FATF affiliate not happy with steps to block banned groups funding
DAWN | ISLAMABAD
Dated: MARCH 28, 2019
Khaleeq Kiani
FATF affiliate not
happy with steps to block banned groups funding
A delegation of the
Asia-Pacific Group (APG) on money laundering, a regional affiliate of the
Financial Action Task Force (FATF), has expressed serious reservations over
insufficient physical actions on ground against proscribed organisations (POs)
to block flow of funds and activities and is likely to issue a formal warning
before its departure on Thursday (today).
“The crux of first two
days of interactions is that they (APG) consider us very good on paper —
legislation, regulation, data collection and notifications — mostly involving
the federal government, but highly non-performing at provincial and district
levels where such POs and non-profit organisations (NPOs) actually operate,” a
senior official told Dawn.
The APG delegation is
currently on a three-day visit to Pakistan for mutual evaluation as part of
second country risk assessment report and would conclude its assessment on
Thursday (today). Authorities of the Securities and Exchange Commission of
Pakistan, Financial Monitoring Unit, law enforcement and intelligence agencies,
ministries of foreign affairs and interior, National Counter Terrorism
Authority, Federal Investigation Agency and Counter Terrorism Departments of
the provinces participated in the two-day interaction.
Delegation of
Asia-Pacific Group on three-day visit to country concludes assessment today
The official said the
situation was such that Finance Minister Asad Umar had directed the newly
appointed finance secretary to give top priority to ‘problem areas’ in
consultation with the federal and provincial agencies and plug deficiencies so
that a robust report could be submitted to the FATF by third week of April.
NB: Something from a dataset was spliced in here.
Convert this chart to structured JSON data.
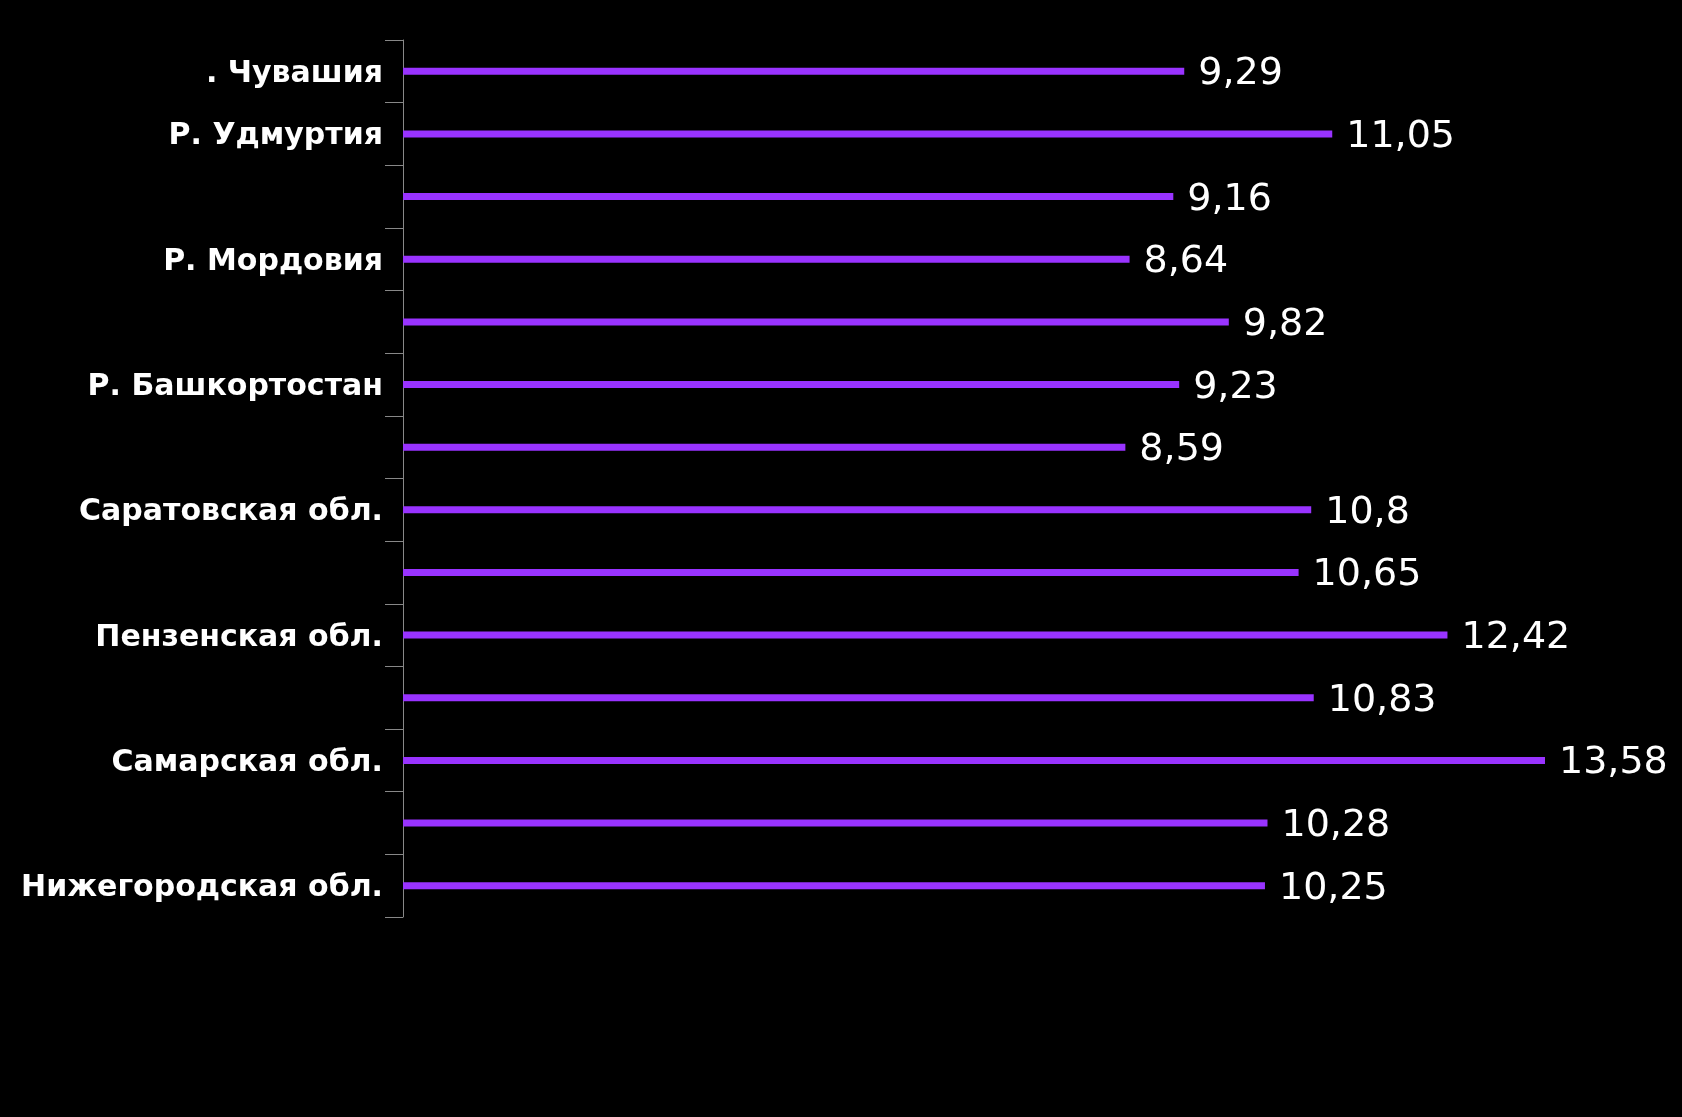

This followed a joint commitment of the civil and military leadership in recent
meetings that all institutions had to put their act together to get the country
out of the FATF’s grey list.
The official said the
APG delegation appreciated the flooding of data on issuance of suspected
transaction reports (STRs), blockade of funds through banking and other formal
channels and strengthening of legal, regulatory and institutional mechanism,
but the team members repeatedly raised questions over specific and on-ground
actions against each of the eight organisations proscribed under international
requirements. They wanted break-up of suspected transaction report against each
PO and specific actions taken against each entity.
“Their impression is
that activities of POs and NPOs are still unchecked at the provincial, district
and grass roots level where they can still raise funds and hold meetings and
rallies,” said the official, adding that the delegation expressed concern over
administrative inaction on sustainable basis at the district level.
The delegation was satisfied
with anti-money laundering law and regulations of the SECP and controls of the
SBP, the official said.
The delegation demanded
that activities of proscribed organisations and their workers should be kept
under stringent monitoring on a sustainable basis and their fund raising
activities and transportation of their proceeds should be totally blocked and
focus should increase towards informal means like passenger transport and cash
couriers, he said.
Informed sources said
the APG was appreciative of action against currency dealers and exchanges to
block money laundering and terror financing through hundi and hawala in
general, but was more interested to know how many of them were dealing with the
eight proscribed organisations.
The two sides reviewed
action against hundi, hawala, bank robberies, kidnapping for ransom, extortion,
smuggling of precious stones and natural resources, marble and narcotics
through land and sea routes and agreed that all agencies of the federal and
provincial governments, including intelligence agencies, needed to improve
their coordination at every level to act against high risk areas.
Pakistan has declared
as high risk all the eight entities and related elements specifically named by
the FATF as threat to global financial system after February 18-22 meetings of
the global watchdog against financial crimes.
The achievement of a
series of targets under a 10-point action plan has now become a top priority
for the government. As the FATF meetings were still in progress (Feb 18-22),
the government announced a ban on the Jamat-ud-Dawa (JuD) and Falah-i-Insanyat
Foundation (FIF) to partially address the concerns raised by India that
Pakistan supported these and six similar organisations, including
Jaish-e-Mohammad (JeM), or at least considered them low-risk entities and then
declared then ‘high risk’.
The high risk
description means the government has to start monitoring and re-examining their
activities and profiles under heightened security checks at all layers of
legal, administrative, investigative and financial regimes.
The FATF had noted that
Pakistan had revised its terror financing risk assessment, but did “not
demonstrate a proper understanding of the terror financing risks posed by the
Islamic State group, AQ (Al Qaeda), JuD, FIF, LeT (Lashkar-e-Taiba), JeM, HQN
(Haqqani Network), and persons affiliated with the Taliban”.
In June 2018, Pakistan
made a high-level political commitment to work with the FATF and APG to
strengthen its AML/CFT regime and to address its strategic counter-terrorism
financing-related deficiencies by implementing an action plan to accomplish
these objectives. The successful implementation of the action plan and its
physical verification by the APG will lead the FATF to clear Pakistan out of
its grey list or move it into the black list by September 2019.